Loucura é um tema pouco recorrido hoje na literatura. Talvez por ser um tema polêmico, ou até mesmo por muitas vezes não chamar a atenção. Lembro que falei a mesma coisa quando resenhei Os 13 porquês, há um ano. Claro que o tema mudava o pouco, mas a ideia é a mesma. Aqui Matthew já ganha pontos positivos comigo. Conseguiu transformar um tema tão contemporâneo e pouco discutido em algo divertido e encantador.

Pat é uma ótima pessoa. Determinação é o que não falta nele. Depois que sai da internação, ele se dedica ao máximo a fazer exercícios físicos, decide ler todos os livros clássicos, que ele achava chato. Tudo para tentar reconquistar Nikki. Para ele, era questão de tempo.
 
Nesse cenário, temos Tiffany, vizinha e conhecida da família. Acabara de perder o marido, estava de luto, e conhece Pat. A principio se estranham, talvez pelo gênio forte e jeito diferente de Tiffany, mas aos poucos se tornam amigos. Levanto outra ressalva para Tiffany, que foi uma ótima personagem também.
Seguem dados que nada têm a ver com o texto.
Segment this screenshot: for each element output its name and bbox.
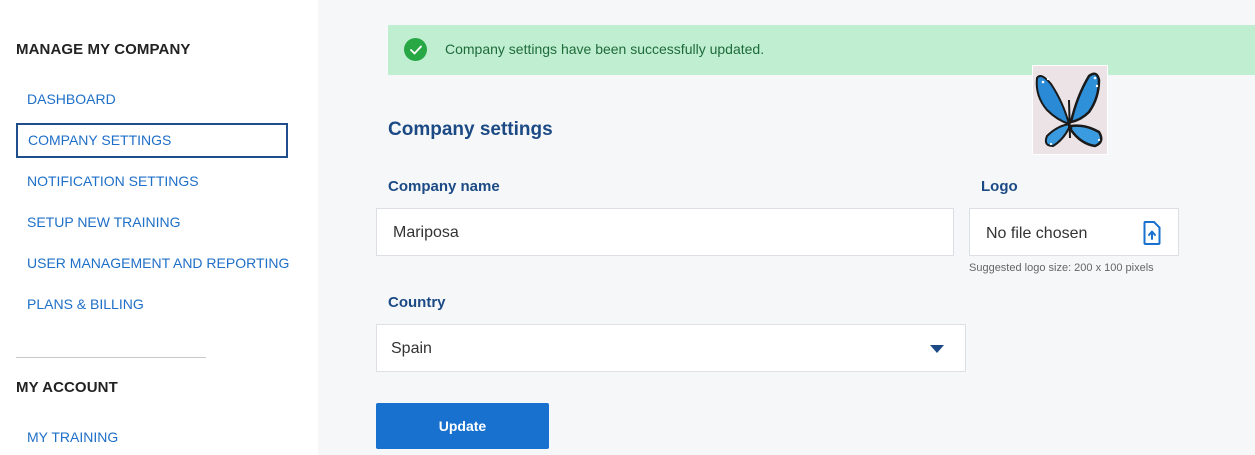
sidebar-divider [16,357,206,358]
page-title: Company settings [388,119,553,140]
my-account-heading: MY ACCOUNT [16,379,118,396]
logo-file-input[interactable]: No file chosen [969,208,1179,256]
company-name-label: Company name [388,178,500,195]
sidebar: MANAGE MY COMPANY DASHBOARD COMPANY SETT… [0,0,318,455]
sidebar-item-notification-settings[interactable]: NOTIFICATION SETTINGS [16,164,288,199]
country-label: Country [388,294,446,311]
butterfly-icon [1033,66,1107,154]
sidebar-item-setup-new-training[interactable]: SETUP NEW TRAINING [16,205,288,240]
sidebar-item-dashboard[interactable]: DASHBOARD [16,82,288,117]
update-button[interactable]: Update [376,403,549,449]
sidebar-item-user-management[interactable]: USER MANAGEMENT AND REPORTING [16,246,289,281]
company-name-input[interactable]: Mariposa [376,208,954,256]
check-circle-icon [404,38,427,61]
logo-preview-image [1032,65,1108,155]
country-value: Spain [391,340,432,357]
main-content: Company settings have been successfully … [318,0,1255,455]
sidebar-item-company-settings[interactable]: COMPANY SETTINGS [16,123,288,158]
company-name-value: Mariposa [393,224,459,241]
file-upload-icon[interactable] [1143,221,1161,245]
manage-company-heading: MANAGE MY COMPANY [16,41,191,58]
sidebar-item-plans-billing[interactable]: PLANS & BILLING [16,287,288,322]
success-alert: Company settings have been successfully … [388,25,1255,75]
country-select[interactable]: Spain [376,324,966,372]
logo-size-hint: Suggested logo size: 200 x 100 pixels [969,262,1154,274]
chevron-down-icon[interactable] [930,345,944,353]
sidebar-item-my-training[interactable]: MY TRAINING [16,420,288,455]
alert-message: Company settings have been successfully … [445,41,765,57]
logo-file-status: No file chosen [986,225,1088,242]
logo-label: Logo [981,178,1018,195]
Apesar do jeito estranho e mandão, Tiffany é uma personagem divertida e cativante.

Gostei muito da narrativa de Matthew. Divertida, encantadora e comovente, acaba mostrando Pat não como um louco, mas sim como um homem que não perde as esperanças. Isso foi o que mais me encantou na história. Sabemos que sua loucura está ali, presente, mas ele não demonstra isso.  Apenas mostra que vale a pena viver o lado bom da vida.
 
Temos momentos emocionantes, outros mais tensos, mas um final admirável. Torcemos pelo casal, queremos descobrir o que aconteceu com Pat antes de ele ir para a clinica. São tantas coisas positivas que o livro oferece que não tem como não gostar. Matthew conquista pelo seu jeito de contar histórias. O lado bom da vida foi um livro que fiquei com pena quando terminou, de tão gostosa que era a leitura. Com certeza entrou para os favoritos! Fiquei super empolgado para assistir ao filme!